Posted February. 22, 2016 07:14,
Updated February. 22, 2016 07:19
The second daughter of Chun Kyung-ja, renowned Korean artist who passed away in August 2015, and the late Kim Nam-jung, former chairman of Jeonil Group, filed a lawsuit to prove that Chun is her mother. She explains that this lawsuit is to engage in a legal dispute to regain her mother’s reputation from controversy over a forgery scandal regarding “Beautiful Woman,” one of her major works.
The Seoul Family Court said Sunday that Kim Jeong-hui (aged 63), the second daughter of Chun, had filed a lawsuit before the Seoul Central District Prosecutors' Office on Thursday to prove that Chun is her mother.
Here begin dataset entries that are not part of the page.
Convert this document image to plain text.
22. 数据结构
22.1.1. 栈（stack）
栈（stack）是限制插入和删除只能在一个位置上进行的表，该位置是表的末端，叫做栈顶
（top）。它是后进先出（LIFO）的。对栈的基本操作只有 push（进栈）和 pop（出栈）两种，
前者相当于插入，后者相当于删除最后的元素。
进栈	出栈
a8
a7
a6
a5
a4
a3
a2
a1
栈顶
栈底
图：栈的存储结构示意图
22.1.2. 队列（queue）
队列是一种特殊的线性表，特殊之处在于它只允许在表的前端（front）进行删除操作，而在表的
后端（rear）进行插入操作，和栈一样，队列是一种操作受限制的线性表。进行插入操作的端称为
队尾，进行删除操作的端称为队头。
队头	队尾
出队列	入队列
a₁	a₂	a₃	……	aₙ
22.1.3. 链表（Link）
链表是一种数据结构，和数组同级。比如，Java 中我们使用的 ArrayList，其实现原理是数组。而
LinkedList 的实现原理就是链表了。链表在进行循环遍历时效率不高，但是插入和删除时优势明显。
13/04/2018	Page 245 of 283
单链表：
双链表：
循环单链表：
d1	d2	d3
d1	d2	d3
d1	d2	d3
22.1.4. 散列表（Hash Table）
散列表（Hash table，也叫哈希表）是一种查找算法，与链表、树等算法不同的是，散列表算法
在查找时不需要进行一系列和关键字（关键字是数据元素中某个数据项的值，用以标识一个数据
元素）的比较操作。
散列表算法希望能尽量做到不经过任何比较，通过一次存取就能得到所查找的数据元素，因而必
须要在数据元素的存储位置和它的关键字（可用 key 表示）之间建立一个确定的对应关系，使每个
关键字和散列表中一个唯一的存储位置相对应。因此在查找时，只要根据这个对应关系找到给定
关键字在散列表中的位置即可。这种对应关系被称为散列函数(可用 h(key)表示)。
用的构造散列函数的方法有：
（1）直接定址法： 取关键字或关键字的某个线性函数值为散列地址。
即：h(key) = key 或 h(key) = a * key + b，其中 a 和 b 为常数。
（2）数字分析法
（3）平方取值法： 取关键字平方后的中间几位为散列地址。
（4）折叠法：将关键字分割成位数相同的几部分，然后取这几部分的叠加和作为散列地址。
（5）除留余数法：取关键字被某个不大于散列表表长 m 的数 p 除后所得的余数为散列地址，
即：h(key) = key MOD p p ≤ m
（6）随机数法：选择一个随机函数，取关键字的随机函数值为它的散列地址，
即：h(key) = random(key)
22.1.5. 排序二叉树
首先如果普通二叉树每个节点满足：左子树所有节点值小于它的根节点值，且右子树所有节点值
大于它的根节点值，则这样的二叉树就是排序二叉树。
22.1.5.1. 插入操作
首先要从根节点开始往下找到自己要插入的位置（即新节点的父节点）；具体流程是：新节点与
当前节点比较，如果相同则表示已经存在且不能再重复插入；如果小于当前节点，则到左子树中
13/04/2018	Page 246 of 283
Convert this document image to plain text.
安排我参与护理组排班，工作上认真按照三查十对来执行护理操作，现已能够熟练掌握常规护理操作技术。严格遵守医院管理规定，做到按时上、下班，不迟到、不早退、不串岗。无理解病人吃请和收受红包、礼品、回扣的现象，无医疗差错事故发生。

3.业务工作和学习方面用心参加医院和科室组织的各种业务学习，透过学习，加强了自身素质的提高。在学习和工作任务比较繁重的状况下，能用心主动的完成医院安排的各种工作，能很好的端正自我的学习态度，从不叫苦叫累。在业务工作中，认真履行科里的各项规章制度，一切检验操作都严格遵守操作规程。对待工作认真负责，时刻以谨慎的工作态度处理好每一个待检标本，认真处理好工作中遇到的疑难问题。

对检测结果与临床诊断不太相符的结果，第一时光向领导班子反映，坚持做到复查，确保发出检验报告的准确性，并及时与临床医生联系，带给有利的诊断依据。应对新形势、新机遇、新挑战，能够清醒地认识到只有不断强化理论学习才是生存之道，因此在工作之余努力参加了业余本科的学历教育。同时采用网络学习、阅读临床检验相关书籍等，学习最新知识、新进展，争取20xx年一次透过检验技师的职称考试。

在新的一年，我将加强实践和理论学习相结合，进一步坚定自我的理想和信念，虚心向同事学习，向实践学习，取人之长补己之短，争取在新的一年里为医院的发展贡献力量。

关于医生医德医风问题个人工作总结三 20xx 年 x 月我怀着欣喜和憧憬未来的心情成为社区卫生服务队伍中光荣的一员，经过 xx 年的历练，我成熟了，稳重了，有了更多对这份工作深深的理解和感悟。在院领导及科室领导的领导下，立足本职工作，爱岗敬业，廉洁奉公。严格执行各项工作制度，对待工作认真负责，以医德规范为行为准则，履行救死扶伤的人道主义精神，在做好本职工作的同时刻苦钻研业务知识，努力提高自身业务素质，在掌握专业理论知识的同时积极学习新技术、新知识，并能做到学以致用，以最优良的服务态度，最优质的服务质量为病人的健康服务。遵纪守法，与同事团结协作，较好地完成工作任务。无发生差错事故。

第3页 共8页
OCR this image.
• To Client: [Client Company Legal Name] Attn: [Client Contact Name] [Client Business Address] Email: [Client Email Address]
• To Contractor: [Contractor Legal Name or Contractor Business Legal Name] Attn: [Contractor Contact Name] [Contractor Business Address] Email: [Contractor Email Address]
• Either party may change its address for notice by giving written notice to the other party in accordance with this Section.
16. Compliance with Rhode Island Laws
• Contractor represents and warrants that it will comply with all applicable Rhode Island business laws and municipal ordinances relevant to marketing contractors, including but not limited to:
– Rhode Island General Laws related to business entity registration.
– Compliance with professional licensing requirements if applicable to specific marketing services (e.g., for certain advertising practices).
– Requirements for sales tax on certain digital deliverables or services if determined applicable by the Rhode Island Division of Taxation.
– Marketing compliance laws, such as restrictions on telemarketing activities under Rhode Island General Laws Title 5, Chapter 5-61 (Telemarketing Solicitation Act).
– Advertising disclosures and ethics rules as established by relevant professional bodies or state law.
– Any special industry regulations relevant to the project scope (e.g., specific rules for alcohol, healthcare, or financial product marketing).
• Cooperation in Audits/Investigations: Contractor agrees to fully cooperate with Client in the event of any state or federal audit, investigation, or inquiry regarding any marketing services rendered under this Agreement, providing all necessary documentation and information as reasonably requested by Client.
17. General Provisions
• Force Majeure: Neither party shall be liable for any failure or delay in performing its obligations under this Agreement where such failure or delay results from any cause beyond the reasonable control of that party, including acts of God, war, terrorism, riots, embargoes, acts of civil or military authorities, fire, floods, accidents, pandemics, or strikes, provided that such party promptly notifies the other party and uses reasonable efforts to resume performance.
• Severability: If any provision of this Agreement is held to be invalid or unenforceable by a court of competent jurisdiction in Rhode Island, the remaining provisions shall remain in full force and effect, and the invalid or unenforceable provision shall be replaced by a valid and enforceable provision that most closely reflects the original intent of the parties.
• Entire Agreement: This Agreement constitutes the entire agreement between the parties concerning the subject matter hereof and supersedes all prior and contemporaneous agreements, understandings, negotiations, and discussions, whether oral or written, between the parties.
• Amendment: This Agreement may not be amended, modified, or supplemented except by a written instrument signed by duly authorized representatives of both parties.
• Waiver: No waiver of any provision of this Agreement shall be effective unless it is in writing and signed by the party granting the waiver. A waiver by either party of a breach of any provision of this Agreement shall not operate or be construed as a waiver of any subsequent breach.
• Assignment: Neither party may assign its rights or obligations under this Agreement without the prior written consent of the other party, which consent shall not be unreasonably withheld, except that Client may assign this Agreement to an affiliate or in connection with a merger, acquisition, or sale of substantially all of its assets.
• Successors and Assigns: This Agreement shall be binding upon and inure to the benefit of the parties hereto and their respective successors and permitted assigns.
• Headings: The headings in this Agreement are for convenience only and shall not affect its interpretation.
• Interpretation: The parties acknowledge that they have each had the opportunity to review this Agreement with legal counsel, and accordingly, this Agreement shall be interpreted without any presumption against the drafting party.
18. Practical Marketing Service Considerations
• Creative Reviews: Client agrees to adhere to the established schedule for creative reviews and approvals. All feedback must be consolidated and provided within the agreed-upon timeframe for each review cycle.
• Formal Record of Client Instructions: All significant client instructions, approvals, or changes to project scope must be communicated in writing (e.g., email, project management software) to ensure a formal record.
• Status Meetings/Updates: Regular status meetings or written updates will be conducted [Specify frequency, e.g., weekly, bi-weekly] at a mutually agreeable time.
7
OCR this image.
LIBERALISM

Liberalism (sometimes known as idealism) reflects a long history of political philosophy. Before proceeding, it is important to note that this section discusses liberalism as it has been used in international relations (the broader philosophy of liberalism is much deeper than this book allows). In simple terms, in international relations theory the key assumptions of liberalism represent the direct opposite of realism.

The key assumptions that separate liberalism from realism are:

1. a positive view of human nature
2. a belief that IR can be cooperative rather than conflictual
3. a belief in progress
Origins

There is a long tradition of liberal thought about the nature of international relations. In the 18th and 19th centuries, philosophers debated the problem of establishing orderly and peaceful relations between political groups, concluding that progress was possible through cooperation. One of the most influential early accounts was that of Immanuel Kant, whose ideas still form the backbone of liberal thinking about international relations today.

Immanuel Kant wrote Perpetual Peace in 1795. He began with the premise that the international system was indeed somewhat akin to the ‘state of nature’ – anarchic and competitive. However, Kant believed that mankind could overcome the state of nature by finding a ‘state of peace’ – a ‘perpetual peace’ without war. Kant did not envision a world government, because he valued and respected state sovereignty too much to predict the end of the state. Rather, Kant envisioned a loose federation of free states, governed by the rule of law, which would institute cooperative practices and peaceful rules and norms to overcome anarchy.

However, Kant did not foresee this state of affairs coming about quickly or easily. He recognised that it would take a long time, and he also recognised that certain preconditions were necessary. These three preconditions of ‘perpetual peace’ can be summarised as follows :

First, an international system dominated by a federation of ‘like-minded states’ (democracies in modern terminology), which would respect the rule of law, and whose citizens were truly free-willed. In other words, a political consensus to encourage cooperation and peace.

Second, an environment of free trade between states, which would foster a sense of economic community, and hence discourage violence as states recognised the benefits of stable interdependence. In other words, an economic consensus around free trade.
The son of Kim Jong-woo, the youngest son of Chun, joined the lawsuit to prove the mother-son relationship between Chun and his father. Kim Jeong-hui and Kim Jong-woo are not recognized as legitimate children of Chun in the family register.
The late artist Chun Kyung-ja had two children, Lee Hye-seon and Lee Nam-hun, from her first marriage with Lee Hyung-sik. After divorce, she met Kim Nam-jung and had two other children, Kim Jeong-hui and Kim Jong-woo. Kim Jeong-hui is an artist herself and a professor at Montgomery College in Maryland, the U.S. Kim Jong-woo, former president of Sejong Bookstore, had taken care of Chun until she moved to the U.S. in 1997, before dying at the age of 51 in 2007. Kim Nam-jung, the second love of Chun’s life, was legally married to another woman. As such, Kim Jeong-hui and Kim Jong-woo were placed in Kim Nam-jung’s family register, with his legal wife recorded as their mother.
According to Kim Jeong-hui, the lawsuit is to secure public recognition before exercising her rights as the family of the deceased and it is a prerequisite to prove that “Beautiful Woman” is a forgery.
Once the mother-daughter relationship is proved, Kim Jeong-hui plans to file a damage suit against the National Museum of Modern and Contemporary Art (MMCA), which claims that “Beautiful Woman” is an authentic work of Chun, and initiate criminal defamation charges.